# Steak!!



## Naymond Rae

Yes I said it Steak.. I have pomade that... well at least I think so.. is awesome.. I would actually like an unbiased opinion.. 

Makes about 2 1/2 cups

1/2 cup paprika 

1/4 cup kosher salt, finely ground 

1/4 Honey 

2 tablespoons mustard powder 

1/4 cup chili powder 

1/4 cup ground cumin 

2 tablespoons ground black pepper 

1/4 cup granulated garlic 

2 tablespoons cayenne 

This is assuming there are two or more steaks but mix it all up and rub liberally onto steaks.. 

Cook on a high flame to get a good crust.. (sear as you will) I generally get the flames high for this and get and REALLY good charr.. This will lock in the juices.. then cook for internal temp.. The honey REALLY adds a nice sweetness to it.


----------



## Sam Fugate

I'm tryin this one !,,,, Bet it works with Ribs too!


----------



## pharmbee

I'll have to try this.

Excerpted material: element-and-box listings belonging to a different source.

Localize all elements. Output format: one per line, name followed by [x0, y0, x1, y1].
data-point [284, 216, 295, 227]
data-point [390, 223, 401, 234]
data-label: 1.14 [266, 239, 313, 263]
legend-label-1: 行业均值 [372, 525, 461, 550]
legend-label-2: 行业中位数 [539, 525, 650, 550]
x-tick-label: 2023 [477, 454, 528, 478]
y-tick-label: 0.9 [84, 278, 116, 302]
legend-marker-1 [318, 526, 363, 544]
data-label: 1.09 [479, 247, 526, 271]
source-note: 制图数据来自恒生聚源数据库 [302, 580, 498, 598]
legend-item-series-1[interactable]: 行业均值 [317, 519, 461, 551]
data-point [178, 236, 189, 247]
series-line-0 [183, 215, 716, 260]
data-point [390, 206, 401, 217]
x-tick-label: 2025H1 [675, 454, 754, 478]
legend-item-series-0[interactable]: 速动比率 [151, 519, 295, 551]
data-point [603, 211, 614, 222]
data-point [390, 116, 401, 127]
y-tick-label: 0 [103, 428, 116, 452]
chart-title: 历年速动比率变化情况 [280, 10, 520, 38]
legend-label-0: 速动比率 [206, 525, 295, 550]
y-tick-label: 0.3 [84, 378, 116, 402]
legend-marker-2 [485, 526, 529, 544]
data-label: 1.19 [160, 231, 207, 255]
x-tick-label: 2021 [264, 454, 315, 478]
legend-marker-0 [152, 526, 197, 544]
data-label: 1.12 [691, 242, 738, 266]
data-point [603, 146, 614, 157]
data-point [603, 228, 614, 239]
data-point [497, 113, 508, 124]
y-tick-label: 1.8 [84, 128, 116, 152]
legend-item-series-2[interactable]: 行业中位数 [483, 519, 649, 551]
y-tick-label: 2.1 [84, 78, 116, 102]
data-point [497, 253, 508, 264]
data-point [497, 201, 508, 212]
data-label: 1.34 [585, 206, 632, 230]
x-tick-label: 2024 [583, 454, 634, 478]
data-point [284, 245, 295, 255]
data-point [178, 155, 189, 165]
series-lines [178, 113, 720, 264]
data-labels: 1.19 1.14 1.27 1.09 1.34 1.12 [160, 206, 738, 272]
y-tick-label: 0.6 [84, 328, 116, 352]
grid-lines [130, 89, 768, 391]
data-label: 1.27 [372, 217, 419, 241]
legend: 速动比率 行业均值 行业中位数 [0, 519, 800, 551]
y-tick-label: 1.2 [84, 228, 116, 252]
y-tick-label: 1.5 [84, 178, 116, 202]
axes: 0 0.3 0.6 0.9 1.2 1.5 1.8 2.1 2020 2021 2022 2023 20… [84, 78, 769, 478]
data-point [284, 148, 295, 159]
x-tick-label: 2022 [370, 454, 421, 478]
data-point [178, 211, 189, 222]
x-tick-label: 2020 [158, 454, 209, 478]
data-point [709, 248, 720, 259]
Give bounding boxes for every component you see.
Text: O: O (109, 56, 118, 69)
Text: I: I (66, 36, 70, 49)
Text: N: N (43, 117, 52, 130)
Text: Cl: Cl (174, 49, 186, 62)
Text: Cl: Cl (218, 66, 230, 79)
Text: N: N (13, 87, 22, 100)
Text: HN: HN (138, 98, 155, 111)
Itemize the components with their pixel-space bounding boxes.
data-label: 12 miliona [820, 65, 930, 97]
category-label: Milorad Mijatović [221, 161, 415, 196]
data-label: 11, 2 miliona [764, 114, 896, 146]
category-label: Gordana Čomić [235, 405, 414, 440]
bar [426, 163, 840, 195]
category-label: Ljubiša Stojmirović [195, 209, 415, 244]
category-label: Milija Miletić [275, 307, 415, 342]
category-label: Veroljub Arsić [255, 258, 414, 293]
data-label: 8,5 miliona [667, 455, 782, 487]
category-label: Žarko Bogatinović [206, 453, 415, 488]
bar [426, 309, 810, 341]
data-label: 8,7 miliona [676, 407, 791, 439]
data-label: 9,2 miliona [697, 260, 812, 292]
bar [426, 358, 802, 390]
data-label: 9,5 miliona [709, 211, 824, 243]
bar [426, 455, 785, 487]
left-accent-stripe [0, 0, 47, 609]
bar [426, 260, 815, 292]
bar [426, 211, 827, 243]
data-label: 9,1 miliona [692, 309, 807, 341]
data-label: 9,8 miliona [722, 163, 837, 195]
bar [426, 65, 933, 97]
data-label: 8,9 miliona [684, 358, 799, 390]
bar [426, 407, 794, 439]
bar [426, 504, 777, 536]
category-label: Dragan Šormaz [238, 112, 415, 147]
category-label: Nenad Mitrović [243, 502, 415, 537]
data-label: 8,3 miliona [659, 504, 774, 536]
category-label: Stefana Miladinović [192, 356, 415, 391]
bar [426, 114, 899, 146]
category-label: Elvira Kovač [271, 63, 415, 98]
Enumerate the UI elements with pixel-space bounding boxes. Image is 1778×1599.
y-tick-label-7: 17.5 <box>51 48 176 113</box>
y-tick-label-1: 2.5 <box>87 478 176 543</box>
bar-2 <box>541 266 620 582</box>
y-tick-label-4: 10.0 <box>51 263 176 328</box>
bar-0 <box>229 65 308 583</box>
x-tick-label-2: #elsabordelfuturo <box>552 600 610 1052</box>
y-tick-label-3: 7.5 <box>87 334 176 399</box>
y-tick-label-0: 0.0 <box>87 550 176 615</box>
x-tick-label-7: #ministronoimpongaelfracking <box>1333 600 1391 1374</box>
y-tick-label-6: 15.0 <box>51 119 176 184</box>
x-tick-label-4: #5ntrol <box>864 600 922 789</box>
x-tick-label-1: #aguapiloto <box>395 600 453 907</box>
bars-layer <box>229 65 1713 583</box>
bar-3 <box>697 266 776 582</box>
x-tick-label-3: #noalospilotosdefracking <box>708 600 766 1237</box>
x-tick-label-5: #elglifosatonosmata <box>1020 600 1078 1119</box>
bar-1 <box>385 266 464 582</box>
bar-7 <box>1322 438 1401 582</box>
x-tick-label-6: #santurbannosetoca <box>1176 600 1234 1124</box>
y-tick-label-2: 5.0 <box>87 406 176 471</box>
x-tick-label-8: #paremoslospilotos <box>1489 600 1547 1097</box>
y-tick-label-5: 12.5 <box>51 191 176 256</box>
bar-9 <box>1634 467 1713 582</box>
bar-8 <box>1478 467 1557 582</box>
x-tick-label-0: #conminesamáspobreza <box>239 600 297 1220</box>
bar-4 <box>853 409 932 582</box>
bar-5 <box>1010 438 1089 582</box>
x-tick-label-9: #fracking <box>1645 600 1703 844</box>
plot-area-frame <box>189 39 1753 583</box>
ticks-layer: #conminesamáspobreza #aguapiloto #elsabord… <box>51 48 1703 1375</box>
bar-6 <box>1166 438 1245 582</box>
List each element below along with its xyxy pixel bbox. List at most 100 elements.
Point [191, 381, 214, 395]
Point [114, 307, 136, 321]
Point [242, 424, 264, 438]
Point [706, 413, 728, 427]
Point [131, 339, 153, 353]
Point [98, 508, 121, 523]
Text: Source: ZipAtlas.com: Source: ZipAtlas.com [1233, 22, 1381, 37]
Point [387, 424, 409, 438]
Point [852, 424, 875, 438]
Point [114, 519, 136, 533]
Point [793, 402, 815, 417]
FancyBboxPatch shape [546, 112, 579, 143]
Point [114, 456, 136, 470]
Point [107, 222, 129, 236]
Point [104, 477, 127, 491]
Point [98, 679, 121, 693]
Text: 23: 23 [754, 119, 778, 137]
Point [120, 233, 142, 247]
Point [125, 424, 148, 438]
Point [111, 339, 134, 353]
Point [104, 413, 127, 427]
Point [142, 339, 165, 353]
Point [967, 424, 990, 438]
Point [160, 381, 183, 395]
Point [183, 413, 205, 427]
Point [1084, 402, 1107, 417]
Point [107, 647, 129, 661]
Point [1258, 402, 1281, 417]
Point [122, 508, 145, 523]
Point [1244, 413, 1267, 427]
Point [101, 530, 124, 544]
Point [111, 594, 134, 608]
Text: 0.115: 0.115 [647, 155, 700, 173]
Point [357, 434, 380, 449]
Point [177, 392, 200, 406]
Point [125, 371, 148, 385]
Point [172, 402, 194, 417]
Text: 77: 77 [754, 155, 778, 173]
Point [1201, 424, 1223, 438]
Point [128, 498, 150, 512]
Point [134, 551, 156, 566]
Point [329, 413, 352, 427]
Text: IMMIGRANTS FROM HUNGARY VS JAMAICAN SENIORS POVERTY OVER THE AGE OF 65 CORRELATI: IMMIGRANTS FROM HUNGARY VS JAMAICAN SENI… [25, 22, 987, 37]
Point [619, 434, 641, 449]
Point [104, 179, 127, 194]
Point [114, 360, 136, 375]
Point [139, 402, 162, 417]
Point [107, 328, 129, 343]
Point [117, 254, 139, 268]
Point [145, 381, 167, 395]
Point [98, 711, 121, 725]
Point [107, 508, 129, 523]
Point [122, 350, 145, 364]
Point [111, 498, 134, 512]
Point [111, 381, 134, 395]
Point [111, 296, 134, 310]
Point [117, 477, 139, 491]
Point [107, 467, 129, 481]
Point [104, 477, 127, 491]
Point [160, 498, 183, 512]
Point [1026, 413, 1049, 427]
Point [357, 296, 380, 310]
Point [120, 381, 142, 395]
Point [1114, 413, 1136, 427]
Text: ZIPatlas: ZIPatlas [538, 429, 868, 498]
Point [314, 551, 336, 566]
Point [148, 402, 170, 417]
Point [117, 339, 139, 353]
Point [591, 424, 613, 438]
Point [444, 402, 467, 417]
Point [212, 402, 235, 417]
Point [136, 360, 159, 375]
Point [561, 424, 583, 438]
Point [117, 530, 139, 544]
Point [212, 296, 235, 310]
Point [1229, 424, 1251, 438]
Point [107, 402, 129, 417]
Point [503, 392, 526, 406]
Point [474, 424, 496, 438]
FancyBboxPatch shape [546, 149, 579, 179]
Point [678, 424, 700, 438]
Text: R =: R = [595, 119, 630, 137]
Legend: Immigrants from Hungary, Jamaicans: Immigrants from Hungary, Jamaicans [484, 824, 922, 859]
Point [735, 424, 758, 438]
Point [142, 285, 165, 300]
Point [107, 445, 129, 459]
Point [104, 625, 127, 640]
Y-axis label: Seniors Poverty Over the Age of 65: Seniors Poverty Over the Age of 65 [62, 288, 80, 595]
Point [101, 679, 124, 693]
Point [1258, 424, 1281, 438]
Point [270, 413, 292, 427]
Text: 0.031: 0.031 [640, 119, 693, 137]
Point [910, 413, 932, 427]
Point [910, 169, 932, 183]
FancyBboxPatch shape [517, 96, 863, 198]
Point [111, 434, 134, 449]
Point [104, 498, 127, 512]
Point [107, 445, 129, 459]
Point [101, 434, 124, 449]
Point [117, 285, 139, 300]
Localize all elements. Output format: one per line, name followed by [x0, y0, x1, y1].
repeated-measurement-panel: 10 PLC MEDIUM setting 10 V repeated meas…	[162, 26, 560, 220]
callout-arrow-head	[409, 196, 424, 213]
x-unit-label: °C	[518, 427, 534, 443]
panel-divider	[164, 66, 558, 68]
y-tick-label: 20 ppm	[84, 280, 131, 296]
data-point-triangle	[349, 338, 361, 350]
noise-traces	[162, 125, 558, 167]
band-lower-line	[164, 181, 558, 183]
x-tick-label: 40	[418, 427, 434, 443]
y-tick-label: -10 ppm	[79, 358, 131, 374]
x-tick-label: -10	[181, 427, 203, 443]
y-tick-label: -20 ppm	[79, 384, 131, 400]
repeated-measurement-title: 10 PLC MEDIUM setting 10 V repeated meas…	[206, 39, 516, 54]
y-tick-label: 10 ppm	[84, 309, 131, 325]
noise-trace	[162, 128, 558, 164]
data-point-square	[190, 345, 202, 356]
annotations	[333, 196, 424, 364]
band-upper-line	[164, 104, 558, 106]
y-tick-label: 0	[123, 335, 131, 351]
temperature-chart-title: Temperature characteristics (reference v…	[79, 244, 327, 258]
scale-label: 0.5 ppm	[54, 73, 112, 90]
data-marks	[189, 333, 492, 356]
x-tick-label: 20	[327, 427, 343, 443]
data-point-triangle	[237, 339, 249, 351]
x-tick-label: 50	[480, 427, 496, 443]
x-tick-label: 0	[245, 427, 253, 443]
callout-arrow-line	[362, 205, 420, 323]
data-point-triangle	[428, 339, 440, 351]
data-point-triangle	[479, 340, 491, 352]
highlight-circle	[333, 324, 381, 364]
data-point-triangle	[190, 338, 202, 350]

About the only thing I'm able to cook well is steaks. Easiest steak/honey I have. Use both the stove top and the oven (on broil). Cast iron pan, and will need very good oven mitts.

Rub honey well into steak night before. Next day, dry off well. Mix alittle seasalt, fresh ground pepper, and cannola oil. Baste it well. Turn oven to broil and cooktop to high. Once everything is heated up sear each side for 30 seconds then place steak and cast iron in oven for 2 minutes each side. Set out for 5 minutes covered then serve. It honestly can't be messed up and the sweetness from the honey is remarkable. I stopped trying other steak variations after I found out this recipe.


----------



## Stingy

Thanks for the recipe. It sounds pretty great. I've got a hunk of flank steak I might have to try it on this week.


----------